No rigid rules, labels or dogmas.... just REAL food, for your body, mind & soul!
Hello Everyone - Michelle K here - full of raw energy today and so excited to be back here with you again guest hosting another episode of Foodie Friday. It is all about the carrot this week inspired by a random memory of a line from an old movie. Really it is always about carrots in my house because I use them for so many dishes and snacks and my kids eat them all the time. Today I am making one of my favorite Raw Soups, which is perfect for the winter as well as those of you who are currently in cleansing mode. I have had a scrap of paper with this recipe on it for years, I am not as organized I would like to be with my recipes, oh well. I am not sure who if anyone to credit for this recipe as I only have a list of ingredients, I do not claim it as my original although I am sure I changed it up over the years.
Eating clean is simple and can be filling when done with a few perfect ingredients. This soup is one of those one dish wonders that can be a whole meal on it's own or is a fantastic compliment to other simple raw foods.
I am huge on using as much of your produce as possible. With a bit of willingness to play with your food you can take what looks like scraps and create a very edible and delicious munchy. I hope you enjoy these recipes and find them to be a great addition to your own collection of recipes.
1 cup fresh carrot Juice
1/2 ripe avocado
1/2 tablespoon curry powder
1/2 tablespoon fresh ginger (minced)
1 small clove garlic
Blend all ingredients until creamy, enjoy.
Carrot Flat Bread
1 cup of carrot pulp
1 large clove garlic
1 tablespoon Nama Shoyu (or coconut aminos, tamari, etc.)
1/2 large red bell pepper
1/4 cup pure water
1/2 teaspoon white pepper
3/4 cup ground flax seeds
Liquefy the red bell pepper and water in a blender. Add remaining ingredients except the Flax.
Once blended together stir in the flax meal. Spread batter onto a non-stick lined dehydrator tray and set your machine to 110degrees. Dehydrate for 2 & 1/2 hours, take out and flip over, peeling away the non-stick sheet. Continue drying for another 1 & 1/2 to 2 hours for a flexible wrap or several more hours for a crisper cracker/chip consistency.

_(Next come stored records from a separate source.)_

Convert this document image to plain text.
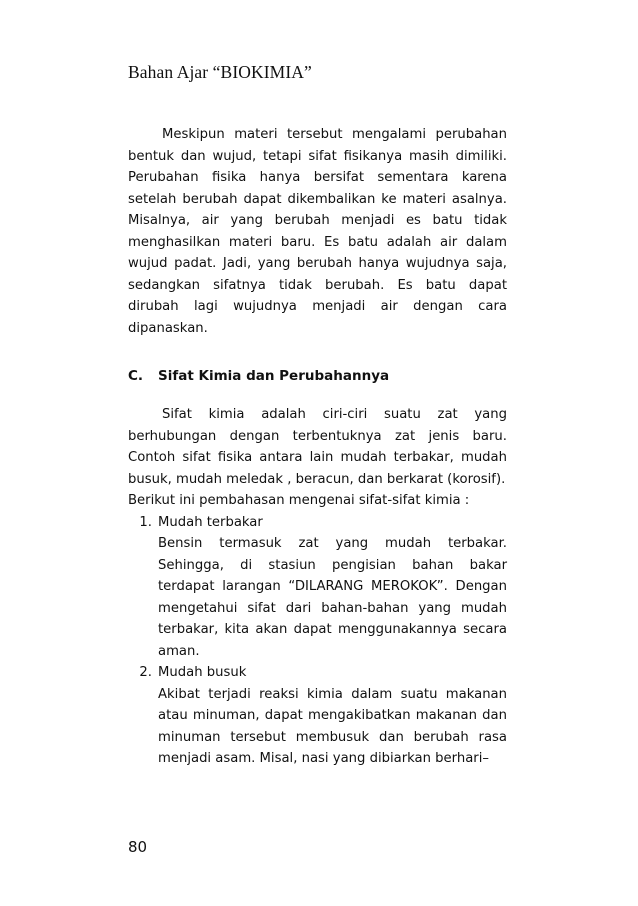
Bahan Ajar “BIOKIMIA”

Meskipun materi tersebut mengalami perubahan bentuk dan wujud, tetapi sifat fisikanya masih dimiliki. Perubahan fisika hanya bersifat sementara karena setelah berubah dapat dikembalikan ke materi asalnya. Misalnya, air yang berubah menjadi es batu tidak menghasilkan materi baru. Es batu adalah air dalam wujud padat. Jadi, yang berubah hanya wujudnya saja, sedangkan sifatnya tidak berubah. Es batu dapat dirubah lagi wujudnya menjadi air dengan cara dipanaskan.

C. Sifat Kimia dan Perubahannya

Sifat kimia adalah ciri-ciri suatu zat yang berhubungan dengan terbentuknya zat jenis baru. Contoh sifat fisika antara lain mudah terbakar, mudah busuk, mudah meledak , beracun, dan berkarat (korosif).

Berikut ini pembahasan mengenai sifat-sifat kimia :

1. Mudah terbakar
Bensin termasuk zat yang mudah terbakar. Sehingga, di stasiun pengisian bahan bakar terdapat larangan “DILARANG MEROKOK”. Dengan mengetahui sifat dari bahan-bahan yang mudah terbakar, kita akan dapat menggunakannya secara aman.
2. Mudah busuk
Akibat terjadi reaksi kimia dalam suatu makanan atau minuman, dapat mengakibatkan makanan dan minuman tersebut membusuk dan berubah rasa menjadi asam. Misal, nasi yang dibiarkan berhari–
80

Spiralizer for the carrots! *Duh* moment for me, LOL. I stand there and use a peeler to do the same thing that took you all of 2 min I'm sure. Love the carrot shreds in my...eehh uum... your, lol spring rolls. Neva again, hehe.
Thanks Michelle, looks yummmzy and sooo simple. Guess what's for lunch? :)
Another great recipe to try this weekend. Thanks Michelle!
Can't wait until I get my dehydrator.....one day soon.
Thank you for showing a way to get the most from your produce. What a great use of the carrot pulp!
Neat video and explanation of using everything and step by step directions and actually showing me her doing it...since I am still a little overwhelmed with the use of the raw tools in the kitchen.